3 570 hab. (Saint-Georgeais), 4 655 ha dont 1 127 de bois, commune de la Charente-Maritime dans le canton de Saint-Pierre-d'Oléron, 5 km au NO du chef-lieu. La commune traverse l'île et c'est elle qui dispose de la plus grande longueur de côte. À l'ouest, la côte sauvage, presque sud-nord, est couronnée de dunes qui portent la petite forêt domaniale de Domino, près du village de ce nom; un peu au nord à Chaucre, que l'on dit un ancien village de naufrageurs, fonctionne une école de plongée. La côte opposée est très différente. Un large cordon de sables y enferme les grands marais salants que Saint-Georges partage avec Saint-Pierre. Il est couvert par les forêts domaniales des Saumonards et de Boyardville, face à Fort-Boyard. Près du fort de Boyardville, l'étier des étangs a été réaménagé pour accueillir un port de plaisance de 235 anneaux, et un petit port de pêche y subsiste.

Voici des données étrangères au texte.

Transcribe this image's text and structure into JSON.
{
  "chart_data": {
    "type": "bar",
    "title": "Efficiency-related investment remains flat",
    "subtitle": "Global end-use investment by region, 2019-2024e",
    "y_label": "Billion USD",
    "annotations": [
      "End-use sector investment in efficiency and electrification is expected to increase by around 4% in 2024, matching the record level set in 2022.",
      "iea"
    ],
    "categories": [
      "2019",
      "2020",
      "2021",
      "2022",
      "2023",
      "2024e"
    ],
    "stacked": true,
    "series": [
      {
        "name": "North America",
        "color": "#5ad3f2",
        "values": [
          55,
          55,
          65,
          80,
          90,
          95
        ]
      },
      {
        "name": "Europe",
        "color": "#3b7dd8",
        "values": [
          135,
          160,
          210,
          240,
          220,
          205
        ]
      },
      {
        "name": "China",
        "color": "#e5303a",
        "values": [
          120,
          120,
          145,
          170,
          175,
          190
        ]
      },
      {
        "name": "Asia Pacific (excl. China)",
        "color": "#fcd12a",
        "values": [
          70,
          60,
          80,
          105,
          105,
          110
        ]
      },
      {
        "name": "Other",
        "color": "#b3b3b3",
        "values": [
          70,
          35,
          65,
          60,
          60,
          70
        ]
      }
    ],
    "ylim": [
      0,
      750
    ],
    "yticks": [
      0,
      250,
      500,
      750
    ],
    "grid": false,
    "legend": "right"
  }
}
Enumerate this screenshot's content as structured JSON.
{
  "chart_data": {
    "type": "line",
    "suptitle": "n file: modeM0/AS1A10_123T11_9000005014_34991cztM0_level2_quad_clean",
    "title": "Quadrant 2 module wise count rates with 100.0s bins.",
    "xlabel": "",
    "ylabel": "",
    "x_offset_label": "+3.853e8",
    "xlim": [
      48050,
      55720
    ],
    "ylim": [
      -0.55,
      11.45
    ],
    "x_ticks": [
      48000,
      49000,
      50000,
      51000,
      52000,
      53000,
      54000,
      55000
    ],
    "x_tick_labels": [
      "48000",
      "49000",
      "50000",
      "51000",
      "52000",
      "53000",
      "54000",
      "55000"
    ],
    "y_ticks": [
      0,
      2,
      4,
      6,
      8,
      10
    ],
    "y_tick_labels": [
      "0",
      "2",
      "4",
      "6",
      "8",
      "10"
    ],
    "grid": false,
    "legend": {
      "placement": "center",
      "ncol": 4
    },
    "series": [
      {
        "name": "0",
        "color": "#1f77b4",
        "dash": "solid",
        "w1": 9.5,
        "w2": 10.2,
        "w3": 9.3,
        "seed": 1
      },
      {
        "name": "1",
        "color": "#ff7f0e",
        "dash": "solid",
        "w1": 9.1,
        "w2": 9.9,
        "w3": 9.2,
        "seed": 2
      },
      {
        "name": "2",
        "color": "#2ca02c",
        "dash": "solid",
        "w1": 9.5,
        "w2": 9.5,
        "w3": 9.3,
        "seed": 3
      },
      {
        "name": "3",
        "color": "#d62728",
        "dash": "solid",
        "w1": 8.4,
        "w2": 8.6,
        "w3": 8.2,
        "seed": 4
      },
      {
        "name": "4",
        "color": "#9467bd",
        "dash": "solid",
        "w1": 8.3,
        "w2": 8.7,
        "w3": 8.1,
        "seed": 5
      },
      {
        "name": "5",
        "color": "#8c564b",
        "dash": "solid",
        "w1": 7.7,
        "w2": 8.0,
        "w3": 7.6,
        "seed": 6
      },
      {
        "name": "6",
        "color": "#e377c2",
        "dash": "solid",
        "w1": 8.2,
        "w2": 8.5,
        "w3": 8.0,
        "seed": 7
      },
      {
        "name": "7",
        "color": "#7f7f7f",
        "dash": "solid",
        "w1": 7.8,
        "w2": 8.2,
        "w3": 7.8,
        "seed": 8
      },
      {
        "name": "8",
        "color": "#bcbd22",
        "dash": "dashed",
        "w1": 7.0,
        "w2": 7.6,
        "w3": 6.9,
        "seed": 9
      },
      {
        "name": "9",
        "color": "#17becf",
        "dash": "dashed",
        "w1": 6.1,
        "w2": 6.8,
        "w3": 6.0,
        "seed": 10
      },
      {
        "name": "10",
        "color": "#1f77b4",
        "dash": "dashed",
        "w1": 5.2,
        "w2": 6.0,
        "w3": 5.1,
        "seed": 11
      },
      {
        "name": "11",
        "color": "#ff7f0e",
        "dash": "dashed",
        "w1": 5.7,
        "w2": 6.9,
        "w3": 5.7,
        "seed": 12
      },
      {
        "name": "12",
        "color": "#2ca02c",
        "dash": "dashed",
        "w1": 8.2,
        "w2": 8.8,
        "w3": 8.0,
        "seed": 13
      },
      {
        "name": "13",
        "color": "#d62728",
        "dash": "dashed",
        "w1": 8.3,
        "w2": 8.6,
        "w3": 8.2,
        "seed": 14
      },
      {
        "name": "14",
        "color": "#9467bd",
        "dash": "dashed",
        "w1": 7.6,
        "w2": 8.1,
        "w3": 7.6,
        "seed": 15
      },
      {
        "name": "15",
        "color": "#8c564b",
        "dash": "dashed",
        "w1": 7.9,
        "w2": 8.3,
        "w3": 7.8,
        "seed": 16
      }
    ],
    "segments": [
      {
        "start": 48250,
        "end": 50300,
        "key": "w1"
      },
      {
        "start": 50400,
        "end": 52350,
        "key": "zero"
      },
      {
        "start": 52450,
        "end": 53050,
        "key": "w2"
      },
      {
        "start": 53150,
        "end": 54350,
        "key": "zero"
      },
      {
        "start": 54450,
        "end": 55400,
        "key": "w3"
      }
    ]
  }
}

Saint-Georges est apprécié pour la diversité de son offre de loisirs et a le plus grand nombre de campings de l’île (dont trois de 20 à 35 salariés), plus des colonies et villages de vacances. Au bord de l’anse de la Malconche que borde la forêt des Saumonards, est réservée l’une des trois plages naturistes de l’île. La commune cultive 217 ha de vignes et s’est vu attribuer un lycée expérimental. L'accueil touristique s'est fortement développé récemment; la commune a 7 200 résidences secondaires (1 800 principales), 5 hôtels (100 chambres), 20 campings (4 900 places) dont 9 de luxe (2 700 places); le total surpasse même Royan. Sa population avait atteint 5 300 hab. en 1881, mais était descendue à 3 000 en 1936; diminuée par la sécession de La Brée-les-Bains en 1951, elle était de 2 400 en 1954, et augmente depuis: elle a 230 hab. de plus qu'en 1999.